Mimi Smith (born 1942, Brookline, MA) is an American visual artist. She is a pioneer in early feminist and conceptual art focusing on clothing sculpture and drawing installation. Smith spent her early years in Boston.  She attended the Massachusetts College of Art and graduated with a BFA degree in 1963. In May of the same year, she moved to New York City. Smith enrolled in Rutgers University and received a MFA degree in 1966. She lives and works in New York City.


Clothes sculptures

During her graduate studies at Rutgers, Mimi Smith began making sculpture that utilized clothing as both content and form. Smith’s early works were prescient of feminist and clothing art and predicted the feminist artists fascination with clothing as an extension of the body. [1] Using the autobiographical as a point of departure, her work often parallels everyday moments. [2] In 1965, she produced Recycle Coat, Model Dress and Bikini. These works were made of plastic, an important material for Smith. In 1966, she produced a room- size installation called The Wedding for her thesis show at Rutgers University. Designed as a plastic box that viewers were not permitted to enter, it contained a plastic wedding gown with a thirty-foot train. Within the next year she was to create her signature piece Steel Wool Peignoir. [3] About the piece Smith said, “Growing up in the 1950s, I associated peignoirs [with] storybook romance... steel wool, however, was the stuff of everyday life... I felt that [the materials] combined the reality of my life with the romance of what I thought it would be”. [4] That same year she made Maternity Dress and Girdle. These pieces were also prescient in their acknowledgment that fashion is part of what helps to construct women’s individual and social identities. [5] In 1968 Smith made a conceptual piece about her own pregnancy that played on the idea of knitting baby clothes. Knit Baby was conceived as a knit-your-own-baby kit, with instructions to enable any woman, or man, to knit themselves a baby. [6]

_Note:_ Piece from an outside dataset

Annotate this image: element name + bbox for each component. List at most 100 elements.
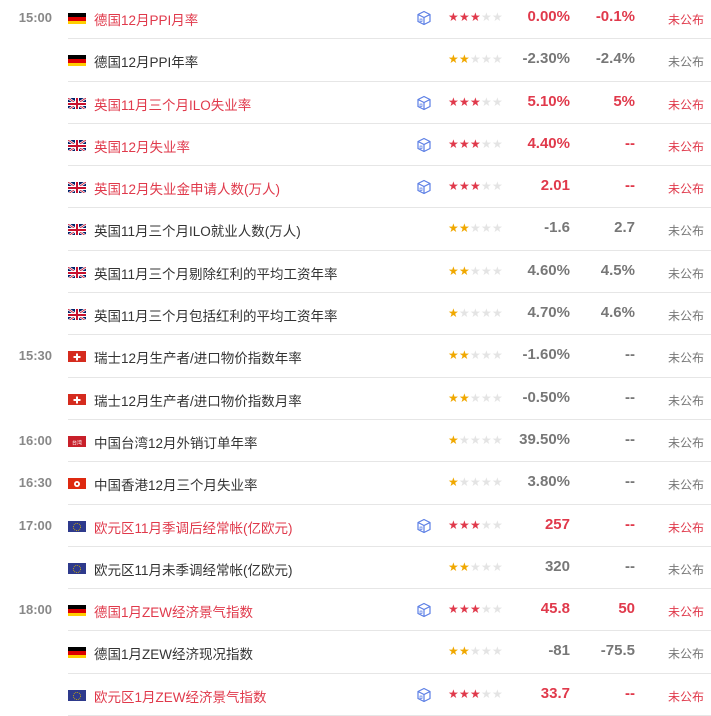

Knotted thread and tape measure drawings

Smith moved with her husband and two children from New York City to Cleveland, Ohio in the early 1970s. During this time, Smith created a series of wall drawings that replicated furniture, architectural features, and rooms in her home using knotted thread and tape measures to mark their precise dimensions. [6] With this series, Smith used the fundamental parameters of conceptual art to tell her own story. When exhibited, the individual works are arranged on gallery walls in a ghostly reproduction of the domestic sphere. In a review of Smith’s solo show at Kustera Tilton Gallery in 1999, art critic Roberta Smith wrote “These wall drawings combine elements of high conceptualism with instant accessibility and a feminist viewpoint”.

Installation art and artist books

Smith and her family moved back to New York City in the mid 1970s. At this time, Smith’s work began to focus on installations and drawings about television news, the environment and nuclear threat. Installations ranged in size and included individual drawings hung directly on the wall to ten-foot tall paper houses 

suspended from the ceiling. These works often included audio of the artist reciting the daily news accompanied by her own phrases. [3] [6] Simultaneously, she began making artists books and in 1983 she published This is a Test with Visual Studies Workshop. This is a Test was produced in an edition of 700 and deals with nuclear disaster told through television news. [8]

Recent clothes and drawings

From the 1990s to the present, Smith has returned to clothing sculpture [9] [10] producing pieces that comment on the lives of women in the workplace and the military (Slave Ready Corporate, 1993, To Die For, 1991, and Camouflage Maternity Dress, 2004) as well as illness, the environment and aging (Protectors Against Illness, and Coverings for an Environmental Catastrophe). Continuing with her drawing practice, Smith’s ongoing series, Timelines [3] tracks the aging process of a woman through her clothes. Consisting of individual drawings displayed in a line, each Timeline depicts a specific article of clothing viewed from birth to seventy- nine, the average life expectancy of a woman.

Exhibitions, grants, writings

Mimi Smith has exhibited extensively throughout the United States and internationally. Her many exhibits include a retrospective ‘Steel Wool Politics’ at the ICA Philadelphia, a survey show at Ramapo College, NJ, and solo shows at Anna Kustera Gallery, NYC; Group shows ‘WACK! Art and the Feminist Revolution’ at LA MOCA, ‘Building Blocks’ at RISD Museum, ‘Artwear’ at Fine Arts Museums of San Francisco, ‘Addressing the Century, 100 Years of Art and Fashion’ at the Haywood Gallery, London, Committed to Print at MoMA, NYC, and at many other museums. She has been the recipient of grants from the National Endowment of the Arts, the New York Foundation on the Arts and the Joan Mitchell Foundation. Among the many publications that have written about her work are Artforum, Art in America, Art News, Frieze, and Time Out magazines, as well as The New York Times, Dallas Morning News, and several books.